The agreement marks the latest development in the DOL's recent strategy of focusing its enforcement efforts on franchising.
"Our work with Subway breaks new ground in how we can work with the regulated community - not only with employers, but with franchisors, suppliers, retailers and others - to channel their influence to ensure that all employers along a supply chain or otherwise linked in commerce play by the rules," David Weil, the administrator of DOL's Wage and Hour Division, wrote in a blog post. "This agreement takes collaboration to the next level; we're not simply stating our good intentions and agreeing that everyone has an interest in complying with the law. We're using our limited resources to affect the most good."

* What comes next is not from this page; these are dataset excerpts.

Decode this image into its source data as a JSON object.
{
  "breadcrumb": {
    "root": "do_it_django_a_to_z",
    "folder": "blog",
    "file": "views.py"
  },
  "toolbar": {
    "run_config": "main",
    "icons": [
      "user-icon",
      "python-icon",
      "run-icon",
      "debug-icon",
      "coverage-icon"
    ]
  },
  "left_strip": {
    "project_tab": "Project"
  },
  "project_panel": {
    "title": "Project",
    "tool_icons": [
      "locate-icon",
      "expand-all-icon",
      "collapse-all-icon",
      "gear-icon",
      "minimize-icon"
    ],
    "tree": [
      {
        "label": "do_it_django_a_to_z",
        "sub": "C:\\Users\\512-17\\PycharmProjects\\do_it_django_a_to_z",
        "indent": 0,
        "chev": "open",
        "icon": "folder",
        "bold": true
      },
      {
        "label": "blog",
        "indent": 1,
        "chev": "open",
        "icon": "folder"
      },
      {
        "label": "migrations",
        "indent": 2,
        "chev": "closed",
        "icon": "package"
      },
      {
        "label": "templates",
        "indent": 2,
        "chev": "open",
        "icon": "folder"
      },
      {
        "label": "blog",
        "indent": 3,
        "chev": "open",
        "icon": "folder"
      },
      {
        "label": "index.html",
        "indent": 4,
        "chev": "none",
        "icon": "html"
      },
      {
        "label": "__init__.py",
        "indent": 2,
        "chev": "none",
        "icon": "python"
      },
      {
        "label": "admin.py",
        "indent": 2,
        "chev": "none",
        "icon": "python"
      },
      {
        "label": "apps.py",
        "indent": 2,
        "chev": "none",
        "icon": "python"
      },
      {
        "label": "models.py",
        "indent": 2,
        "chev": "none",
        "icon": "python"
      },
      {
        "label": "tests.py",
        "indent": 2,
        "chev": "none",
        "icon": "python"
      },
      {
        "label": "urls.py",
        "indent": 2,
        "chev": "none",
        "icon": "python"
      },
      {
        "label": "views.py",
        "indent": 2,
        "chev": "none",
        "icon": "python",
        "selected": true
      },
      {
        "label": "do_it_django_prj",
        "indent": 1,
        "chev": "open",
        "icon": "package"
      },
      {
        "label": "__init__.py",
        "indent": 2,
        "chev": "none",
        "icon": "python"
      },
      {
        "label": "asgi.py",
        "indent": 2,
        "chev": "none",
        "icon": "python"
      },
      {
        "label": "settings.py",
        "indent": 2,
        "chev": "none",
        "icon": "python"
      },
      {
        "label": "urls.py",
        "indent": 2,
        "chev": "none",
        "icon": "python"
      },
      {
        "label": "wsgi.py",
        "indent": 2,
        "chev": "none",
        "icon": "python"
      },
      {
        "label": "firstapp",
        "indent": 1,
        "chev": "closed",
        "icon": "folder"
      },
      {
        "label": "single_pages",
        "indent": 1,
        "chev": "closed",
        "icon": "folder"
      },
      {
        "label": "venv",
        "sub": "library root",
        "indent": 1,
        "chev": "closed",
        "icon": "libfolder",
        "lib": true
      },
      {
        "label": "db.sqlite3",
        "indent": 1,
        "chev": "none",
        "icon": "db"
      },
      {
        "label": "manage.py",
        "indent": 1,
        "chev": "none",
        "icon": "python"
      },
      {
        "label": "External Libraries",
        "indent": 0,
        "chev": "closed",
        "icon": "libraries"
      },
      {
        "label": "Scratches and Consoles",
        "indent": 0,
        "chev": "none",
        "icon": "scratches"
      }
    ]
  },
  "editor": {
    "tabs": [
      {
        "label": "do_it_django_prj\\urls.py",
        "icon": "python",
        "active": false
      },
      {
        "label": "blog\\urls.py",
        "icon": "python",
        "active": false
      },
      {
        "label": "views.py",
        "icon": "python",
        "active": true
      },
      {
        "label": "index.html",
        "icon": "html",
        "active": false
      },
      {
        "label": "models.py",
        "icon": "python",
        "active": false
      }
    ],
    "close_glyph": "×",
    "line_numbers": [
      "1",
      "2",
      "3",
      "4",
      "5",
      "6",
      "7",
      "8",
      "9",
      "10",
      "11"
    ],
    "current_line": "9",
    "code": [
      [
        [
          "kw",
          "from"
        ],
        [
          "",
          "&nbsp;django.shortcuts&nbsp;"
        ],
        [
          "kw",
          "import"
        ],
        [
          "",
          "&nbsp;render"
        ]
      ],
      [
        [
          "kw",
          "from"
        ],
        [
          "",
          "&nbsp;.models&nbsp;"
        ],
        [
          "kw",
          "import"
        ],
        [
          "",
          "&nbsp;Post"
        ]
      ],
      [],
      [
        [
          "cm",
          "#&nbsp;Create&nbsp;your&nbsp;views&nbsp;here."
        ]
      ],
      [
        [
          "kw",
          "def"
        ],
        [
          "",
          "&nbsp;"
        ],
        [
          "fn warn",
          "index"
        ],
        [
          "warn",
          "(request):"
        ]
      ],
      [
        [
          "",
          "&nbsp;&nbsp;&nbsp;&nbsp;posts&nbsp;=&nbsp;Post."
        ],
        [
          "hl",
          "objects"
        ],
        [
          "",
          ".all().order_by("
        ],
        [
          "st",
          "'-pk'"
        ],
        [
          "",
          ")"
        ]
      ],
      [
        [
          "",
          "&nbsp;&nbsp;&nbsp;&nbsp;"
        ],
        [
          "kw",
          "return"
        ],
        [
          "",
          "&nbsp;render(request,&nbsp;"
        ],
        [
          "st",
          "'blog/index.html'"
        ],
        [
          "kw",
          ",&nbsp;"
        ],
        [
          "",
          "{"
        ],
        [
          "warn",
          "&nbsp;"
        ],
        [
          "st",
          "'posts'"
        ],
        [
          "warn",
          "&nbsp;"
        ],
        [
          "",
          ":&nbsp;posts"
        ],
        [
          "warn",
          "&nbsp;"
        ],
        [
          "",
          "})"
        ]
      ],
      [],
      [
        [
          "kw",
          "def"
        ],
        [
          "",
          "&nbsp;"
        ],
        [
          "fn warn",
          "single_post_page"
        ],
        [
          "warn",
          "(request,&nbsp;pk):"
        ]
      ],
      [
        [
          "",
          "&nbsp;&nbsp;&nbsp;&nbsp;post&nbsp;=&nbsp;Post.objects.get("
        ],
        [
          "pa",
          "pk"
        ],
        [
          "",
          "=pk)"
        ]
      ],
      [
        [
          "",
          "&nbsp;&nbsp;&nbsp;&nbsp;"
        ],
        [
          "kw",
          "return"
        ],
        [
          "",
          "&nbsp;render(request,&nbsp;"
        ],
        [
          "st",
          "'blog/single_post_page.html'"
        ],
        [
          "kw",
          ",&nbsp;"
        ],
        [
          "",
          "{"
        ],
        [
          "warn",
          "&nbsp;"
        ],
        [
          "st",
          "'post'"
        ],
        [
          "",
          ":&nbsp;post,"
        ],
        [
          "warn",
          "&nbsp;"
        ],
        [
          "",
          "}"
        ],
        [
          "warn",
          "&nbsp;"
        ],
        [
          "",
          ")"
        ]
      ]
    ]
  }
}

The agreement does not prevent the DOL from investigating and enforcing FLSA violations at Subway locations. Subway franchisees have been found in violation of the FLSA in more than 1,100 DOL investigations between 2000 to 2013, according to an analysis of federal data by CNNMoney.
The DOL said Subway's "efforts illustrate both a commitment to the integrity of its brand and to the well-being of [Subway] restaurant employees nationwide." But the International Franchise Association warned that the agreement "could serve as evidence of a joint employment relationship in future litigation or a government enforcement action."
The DOL and the National Labor Relations Board (NLRB) have issued expansive interpretations of joint employment and made it an enforcement priority to hold controlling companies liable for their intermediaries' violations of labor and employment laws.
In related news, there have been a number of recent FLSA settlements that illustrate the ongoing vigorous enforcement by the DOL and the plaintiffs' bar, among them:
- A federal district court gave preliminary approval to a $2.5 million settlement of a lawsuit alleging Groupon misclassified more than 2,000 of its sales representatives as exempt from overtime;
- Two Massachusetts companies were ordered to pay $2.4 million in back pay to 478 workers, most of whom were intentionally misclassified as independent contractors; and
- A company called Restaurant Associates and its subcontractor will pay more than $1 million in back wages to workers in the US Senate cafeterias for failing to pay prevailing wages required of federal contractors and for FLSA violations.